Skretny found that although folding stocks and pistol grips increase a firearm’s utility for self defense, they are also “unusually dangerous, commonly associated with military combat situations and commonly found on weapons used in mass shootings.” However, he did not attempt to explain why a pistol grip or folding stock makes a weapon unusually dangerous. Since the case was decided on summary judgment, perhaps no satisfactory explanation was possible. In any event, however, Skrentny is mistaken that assault weapons are “commonly used in mass shootings.” Handguns, by far, are most commonly used in mass shootings, as well as in gun crimes. For example, handguns were used to perpetrate the Virginia Tech, Charleston, Washington Navy Yard and recent Oregon Umpqua Community College shootings.

On two issues, Skretny did agree with the plaintiffs. He struck down on vagueness grounds the SAFE Act’s ban on “semi-automatic pistols that are versions of fully automatic firearms” and, on Second Amendment grounds, the prohibition on loading a 10-bullet capacity magazine with more than seven bullets.

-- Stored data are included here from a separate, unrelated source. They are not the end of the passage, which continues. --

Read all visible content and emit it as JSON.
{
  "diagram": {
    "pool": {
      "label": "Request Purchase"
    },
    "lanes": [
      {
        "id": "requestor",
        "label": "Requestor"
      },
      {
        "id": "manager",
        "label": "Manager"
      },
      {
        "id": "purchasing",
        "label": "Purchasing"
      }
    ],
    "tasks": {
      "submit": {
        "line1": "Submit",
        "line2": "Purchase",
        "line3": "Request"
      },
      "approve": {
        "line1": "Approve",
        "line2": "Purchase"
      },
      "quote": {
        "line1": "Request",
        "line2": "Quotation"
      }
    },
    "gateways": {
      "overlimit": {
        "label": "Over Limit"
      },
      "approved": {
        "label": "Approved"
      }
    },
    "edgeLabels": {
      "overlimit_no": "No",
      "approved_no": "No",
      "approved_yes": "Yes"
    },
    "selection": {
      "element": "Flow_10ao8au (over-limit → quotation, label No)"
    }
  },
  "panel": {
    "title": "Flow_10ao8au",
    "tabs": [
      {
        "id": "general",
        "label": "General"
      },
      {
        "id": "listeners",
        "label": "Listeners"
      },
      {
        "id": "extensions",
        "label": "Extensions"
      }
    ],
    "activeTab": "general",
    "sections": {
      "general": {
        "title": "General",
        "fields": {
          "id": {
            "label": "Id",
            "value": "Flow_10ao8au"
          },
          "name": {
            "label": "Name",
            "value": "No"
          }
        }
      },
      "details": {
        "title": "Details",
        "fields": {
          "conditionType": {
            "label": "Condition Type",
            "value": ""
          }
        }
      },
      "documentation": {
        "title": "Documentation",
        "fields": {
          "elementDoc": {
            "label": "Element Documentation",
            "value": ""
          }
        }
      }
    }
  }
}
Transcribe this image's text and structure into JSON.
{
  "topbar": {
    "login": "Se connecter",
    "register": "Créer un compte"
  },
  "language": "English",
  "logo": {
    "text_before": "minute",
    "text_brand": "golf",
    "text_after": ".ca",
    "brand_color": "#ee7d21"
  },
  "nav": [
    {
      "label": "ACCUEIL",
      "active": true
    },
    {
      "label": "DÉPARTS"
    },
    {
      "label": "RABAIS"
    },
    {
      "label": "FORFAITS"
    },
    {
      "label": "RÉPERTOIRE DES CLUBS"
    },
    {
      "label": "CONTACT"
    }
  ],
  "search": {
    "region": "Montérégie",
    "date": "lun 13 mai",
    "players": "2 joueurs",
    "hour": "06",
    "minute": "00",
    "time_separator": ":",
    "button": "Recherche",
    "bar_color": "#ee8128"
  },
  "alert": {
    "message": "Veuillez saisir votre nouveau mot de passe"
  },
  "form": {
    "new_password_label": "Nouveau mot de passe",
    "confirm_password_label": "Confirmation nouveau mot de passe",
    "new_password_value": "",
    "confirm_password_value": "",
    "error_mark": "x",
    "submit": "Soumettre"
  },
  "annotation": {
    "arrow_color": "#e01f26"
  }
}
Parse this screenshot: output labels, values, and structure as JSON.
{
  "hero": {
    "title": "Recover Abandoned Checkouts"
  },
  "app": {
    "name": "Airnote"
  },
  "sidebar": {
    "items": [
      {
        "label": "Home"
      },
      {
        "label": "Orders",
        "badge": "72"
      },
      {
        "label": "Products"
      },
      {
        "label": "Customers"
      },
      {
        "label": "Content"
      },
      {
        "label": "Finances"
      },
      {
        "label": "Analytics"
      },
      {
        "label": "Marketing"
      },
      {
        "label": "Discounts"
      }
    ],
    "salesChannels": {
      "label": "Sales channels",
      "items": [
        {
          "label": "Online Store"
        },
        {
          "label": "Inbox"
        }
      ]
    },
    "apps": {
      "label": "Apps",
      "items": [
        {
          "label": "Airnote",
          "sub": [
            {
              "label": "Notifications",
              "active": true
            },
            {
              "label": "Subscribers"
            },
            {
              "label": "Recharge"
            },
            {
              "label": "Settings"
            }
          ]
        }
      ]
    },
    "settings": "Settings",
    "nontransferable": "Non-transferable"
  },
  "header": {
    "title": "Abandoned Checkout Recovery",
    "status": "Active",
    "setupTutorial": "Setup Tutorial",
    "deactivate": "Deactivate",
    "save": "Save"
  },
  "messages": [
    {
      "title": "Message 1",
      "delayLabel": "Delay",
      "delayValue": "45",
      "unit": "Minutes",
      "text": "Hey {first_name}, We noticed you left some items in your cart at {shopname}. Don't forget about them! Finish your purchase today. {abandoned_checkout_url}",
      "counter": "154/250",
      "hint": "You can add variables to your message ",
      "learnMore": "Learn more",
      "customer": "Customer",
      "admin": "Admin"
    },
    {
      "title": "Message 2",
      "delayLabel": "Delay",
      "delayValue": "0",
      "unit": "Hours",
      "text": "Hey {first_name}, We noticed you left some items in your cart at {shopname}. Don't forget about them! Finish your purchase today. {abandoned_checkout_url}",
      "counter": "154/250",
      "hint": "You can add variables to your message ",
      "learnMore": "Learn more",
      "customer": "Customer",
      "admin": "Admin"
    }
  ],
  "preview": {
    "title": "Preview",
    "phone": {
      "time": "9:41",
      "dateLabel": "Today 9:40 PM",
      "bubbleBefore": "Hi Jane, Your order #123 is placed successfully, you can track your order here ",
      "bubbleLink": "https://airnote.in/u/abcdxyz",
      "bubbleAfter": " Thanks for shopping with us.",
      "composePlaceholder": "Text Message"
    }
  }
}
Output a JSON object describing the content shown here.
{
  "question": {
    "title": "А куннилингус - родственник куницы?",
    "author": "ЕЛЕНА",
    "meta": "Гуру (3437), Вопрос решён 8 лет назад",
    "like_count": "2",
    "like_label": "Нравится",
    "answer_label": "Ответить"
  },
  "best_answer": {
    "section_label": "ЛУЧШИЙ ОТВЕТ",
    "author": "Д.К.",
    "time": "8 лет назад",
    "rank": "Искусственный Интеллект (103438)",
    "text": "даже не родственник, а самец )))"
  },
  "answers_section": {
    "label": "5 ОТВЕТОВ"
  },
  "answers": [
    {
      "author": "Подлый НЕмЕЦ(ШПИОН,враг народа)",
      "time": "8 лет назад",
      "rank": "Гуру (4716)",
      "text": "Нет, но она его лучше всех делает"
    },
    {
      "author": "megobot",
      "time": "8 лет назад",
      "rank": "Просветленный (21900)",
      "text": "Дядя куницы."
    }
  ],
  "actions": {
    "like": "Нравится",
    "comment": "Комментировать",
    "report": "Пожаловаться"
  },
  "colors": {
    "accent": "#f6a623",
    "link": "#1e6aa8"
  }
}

Both parties appealed. Twenty-two state attorneys general filed an amicus brief supporting the plaintiffs’ Second Amendment challenge. They sharply criticized Skretny’s conclusion that firearms that are more comfortable to use are more dangerous. Ten states joined an amicus brief supporting the SAFE Act’s ban. New York City filed a separate brief supporting the Act.

The Second Circuit reversed Skretny’s decision overturning, on vagueness grounds, the ban on semi-automatic versions of fully automatic pistols. The panel affirmed, with little interrogation of the lower court’s reasoning, Skretny’s decision to uphold the ban on future manufacture, sale and transfers of semi-automatics with one or more military-like features. Without critically examining the factual basis for New York’s assault weapons policy, the circuit devoted only one conclusory sentence to explaining how banning assault weapons contributes to public safety.

“The dangers posed by some of the military-style features prohibited by the [New York State and Connecticut] statutes—such as grenade launchers and silencers—are manifest and incontrovertible. As for the other military-style features—such as the flash suppressor, protruding grip and barrel shroud—New York and Connecticut have determined, as did the U.S. Congress, that the “net effect of these military combat features is a capability for lethality, more wounds, in more victims, far beyond that of other firearms in general, including other semiautomatic guns.”

It remains to be seen whether the Supreme Court will write the final chapter. Until then, it will be criminal to manufacture, sell or transfer assault weapons in New York and six other states. Even in New York, thousands of grandfathered owners will continue to lawfully possess assault weapons, provided they register them. Time will tell whether those who resist registration will be actively investigated and prosecuted.

Manufacturers will continue to tweak their assault weapons models to comply with the ban, and we can be sure that these modified models will be criticized for being functionally identical to those models now banned. Gun rights groups will continue to criticize the courts for not taking the Second Amendment seriously, and lobby for repeal or at least “reform” of the SAFE Act.

Meanwhile, 90 per cent of gun crimes and gun suicides will continue to involve handguns. Deranged shooters bent on committing atrocities like Sandy Hook will have no difficulty obtaining a semi-automatic firearm, whether or not labeled as an assault weapon.